**Spark is a distributed system**

Spark reads data by:
- **Splitting files** into chunks **(partitions)**.
- Processing those chunks in **parallel across executors**.

##### 1) With `multiLine = false` (default)

- **Each line** is a complete **JSON** record.
- Spark can safely **split** the file anywhere.
- **Each partition** can **parse JSON independently**.
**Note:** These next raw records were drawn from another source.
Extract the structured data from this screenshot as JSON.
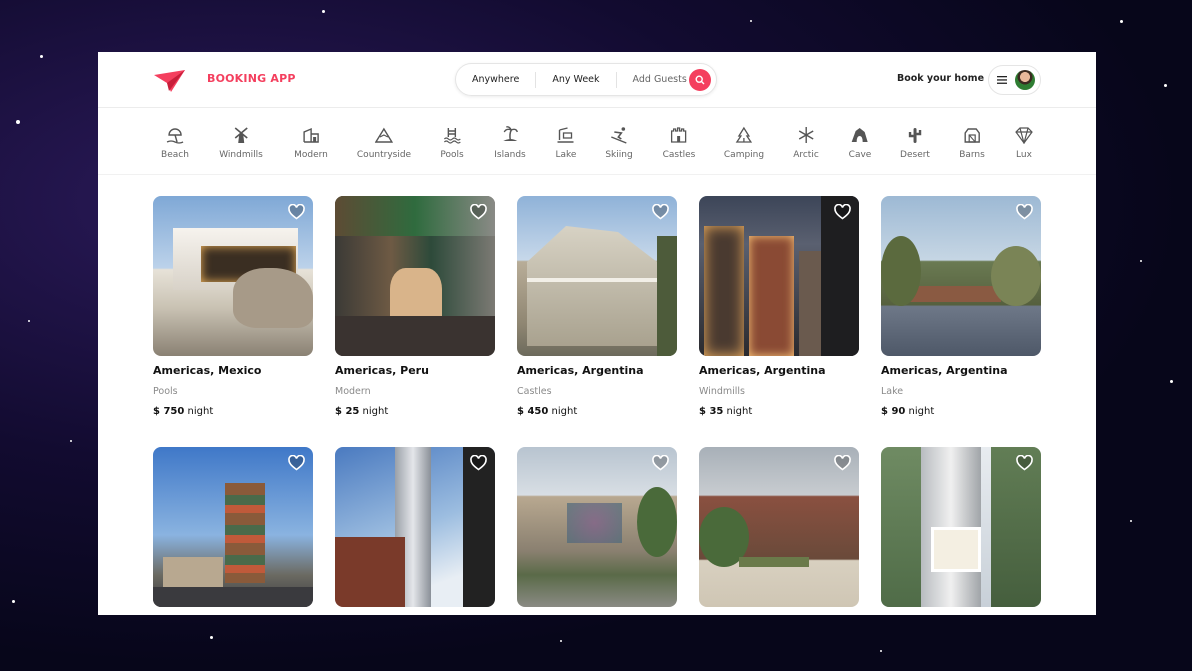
{
  "brand": {
    "name": "BOOKING APP",
    "color": "#f43f5e",
    "logo_icon": "paper-plane-icon"
  },
  "search": {
    "where": "Anywhere",
    "when": "Any Week",
    "guests": "Add Guests",
    "icon": "search-icon"
  },
  "header": {
    "book_home": "Book your home",
    "menu_icon": "hamburger-icon"
  },
  "categories": [
    {
      "label": "Beach",
      "icon": "beach-icon"
    },
    {
      "label": "Windmills",
      "icon": "windmill-icon"
    },
    {
      "label": "Modern",
      "icon": "modern-icon"
    },
    {
      "label": "Countryside",
      "icon": "mountain-icon"
    },
    {
      "label": "Pools",
      "icon": "pool-icon"
    },
    {
      "label": "Islands",
      "icon": "island-icon"
    },
    {
      "label": "Lake",
      "icon": "lake-icon"
    },
    {
      "label": "Skiing",
      "icon": "skiing-icon"
    },
    {
      "label": "Castles",
      "icon": "castle-icon"
    },
    {
      "label": "Camping",
      "icon": "camping-icon"
    },
    {
      "label": "Arctic",
      "icon": "snowflake-icon"
    },
    {
      "label": "Cave",
      "icon": "cave-icon"
    },
    {
      "label": "Desert",
      "icon": "cactus-icon"
    },
    {
      "label": "Barns",
      "icon": "barn-icon"
    },
    {
      "label": "Lux",
      "icon": "diamond-icon"
    }
  ],
  "listings": [
    {
      "location": "Americas, Mexico",
      "category": "Pools",
      "price": "$ 750",
      "unit": "night"
    },
    {
      "location": "Americas, Peru",
      "category": "Modern",
      "price": "$ 25",
      "unit": "night"
    },
    {
      "location": "Americas, Argentina",
      "category": "Castles",
      "price": "$ 450",
      "unit": "night"
    },
    {
      "location": "Americas, Argentina",
      "category": "Windmills",
      "price": "$ 35",
      "unit": "night"
    },
    {
      "location": "Americas, Argentina",
      "category": "Lake",
      "price": "$ 90",
      "unit": "night"
    },
    {
      "location": "",
      "category": "",
      "price": "",
      "unit": ""
    },
    {
      "location": "",
      "category": "",
      "price": "",
      "unit": ""
    },
    {
      "location": "",
      "category": "",
      "price": "",
      "unit": ""
    },
    {
      "location": "",
      "category": "",
      "price": "",
      "unit": ""
    },
    {
      "location": "",
      "category": "",
      "price": "",
      "unit": ""
    }
  ]
}
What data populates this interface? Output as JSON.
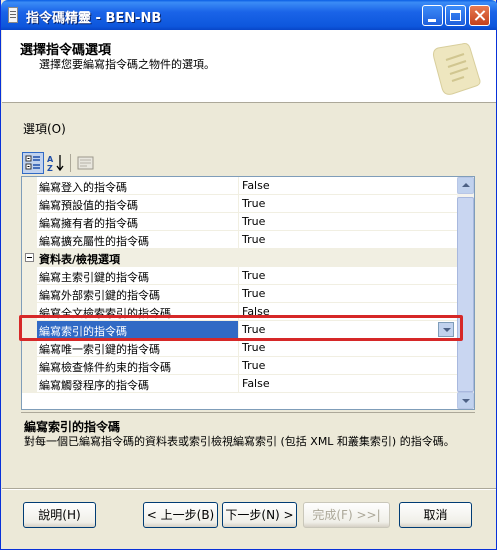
{
  "window": {
    "title": "指令碼精靈 - BEN-NB"
  },
  "header": {
    "title": "選擇指令碼選項",
    "description": "選擇您要編寫指令碼之物件的選項。"
  },
  "options_label": "選項(O)",
  "grid": {
    "rows": [
      {
        "type": "prop",
        "name": "編寫登入的指令碼",
        "value": "False"
      },
      {
        "type": "prop",
        "name": "編寫預設值的指令碼",
        "value": "True"
      },
      {
        "type": "prop",
        "name": "編寫擁有者的指令碼",
        "value": "True"
      },
      {
        "type": "prop",
        "name": "編寫擴充屬性的指令碼",
        "value": "True"
      },
      {
        "type": "category",
        "name": "資料表/檢視選項",
        "value": ""
      },
      {
        "type": "prop",
        "name": "編寫主索引鍵的指令碼",
        "value": "True"
      },
      {
        "type": "prop",
        "name": "編寫外部索引鍵的指令碼",
        "value": "True"
      },
      {
        "type": "prop",
        "name": "編寫全文檢索索引的指令碼",
        "value": "False"
      },
      {
        "type": "prop",
        "name": "編寫索引的指令碼",
        "value": "True",
        "selected": true
      },
      {
        "type": "prop",
        "name": "編寫唯一索引鍵的指令碼",
        "value": "True"
      },
      {
        "type": "prop",
        "name": "編寫檢查條件約束的指令碼",
        "value": "True"
      },
      {
        "type": "prop",
        "name": "編寫觸發程序的指令碼",
        "value": "False"
      }
    ]
  },
  "description": {
    "title": "編寫索引的指令碼",
    "text": "對每一個已編寫指令碼的資料表或索引檢視編寫索引 (包括 XML 和叢集索引) 的指令碼。"
  },
  "buttons": {
    "help": "說明(H)",
    "back": "< 上一步(B)",
    "next": "下一步(N) >",
    "finish": "完成(F) >>|",
    "cancel": "取消"
  },
  "icons": {
    "categorized": "categorized-icon",
    "alphabetical": "sort-az-icon",
    "property_pages": "property-pages-icon",
    "wizard": "scroll-icon"
  },
  "colors": {
    "titlebar": "#0a5ee4",
    "selection": "#316ac5",
    "highlight_box": "#d62828"
  }
}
##### 2) What happens if `multiLine = true`?

In [0]:
[
  {
    "id": 1,
    "name": "Suresh"
  },
  {
    "id": 2,
    "name": "Ravi"
  }
]

[{'id': 1, 'name': 'Suresh'}, {'id': 2, 'name': 'Ravi'}]

**Problems:**
- **One JSON record** spans **multiple lines**.
- Spark **cannot split** the file **arbitrarily**.
- **Spark must:**
  - Read large portions into memory.
  - Coordinate parsing across lines.

❌ Slower

❌ More memory usage

❌ Harder to parallelize

##### 3) Why not make `multiLine = true` default?

Because:
- It would **break performance** for **90%** of use cases.
- Spark would need to **read entire files**, reducing parallelism.
- **Streaming and big data** workloads would **suffer**.

##### 4) Safety & fault tolerance

With `multiLine = false`:
- If **one line is corrupt** → Spark **skips or flags** it.
- **Other records** are **still processed**.

With `multiLine = true`:
- **One corrupt block** can **break the entire file**.

##### Visual explanation

| multiLine=false |
|-----------------|
| Line 1 ✅      |
| Line 2 ✅      |
| Line 3 ❌  → skipped |
| Line 4 ✅      |

| multiLine=true |
|----------------|
| [ Entire JSON array ] |
|      ❌              |
| → whole file rejected |

- Corrupted records are only added to the _corrupt_record column if the JSON parser encounters **incomplete or malformed JSON data**.
- If the record simply has a **type mismatch or missing columns**, those are **not** considered **"corrupt"** and **will not** be placed in **_corrupt_record**.
- Instead, Spark will **fill** those fields with **nulls** in **PERMISSIVE mode**.
- Only truly **malformed records** (e.g., broken JSON syntax) are captured in **_corrupt_record**.

#### Scenario 01
With `multiLine = false`:
- If **one line is corrupt** → Spark **skips or flags** it.
- **Other records** are **still processed**.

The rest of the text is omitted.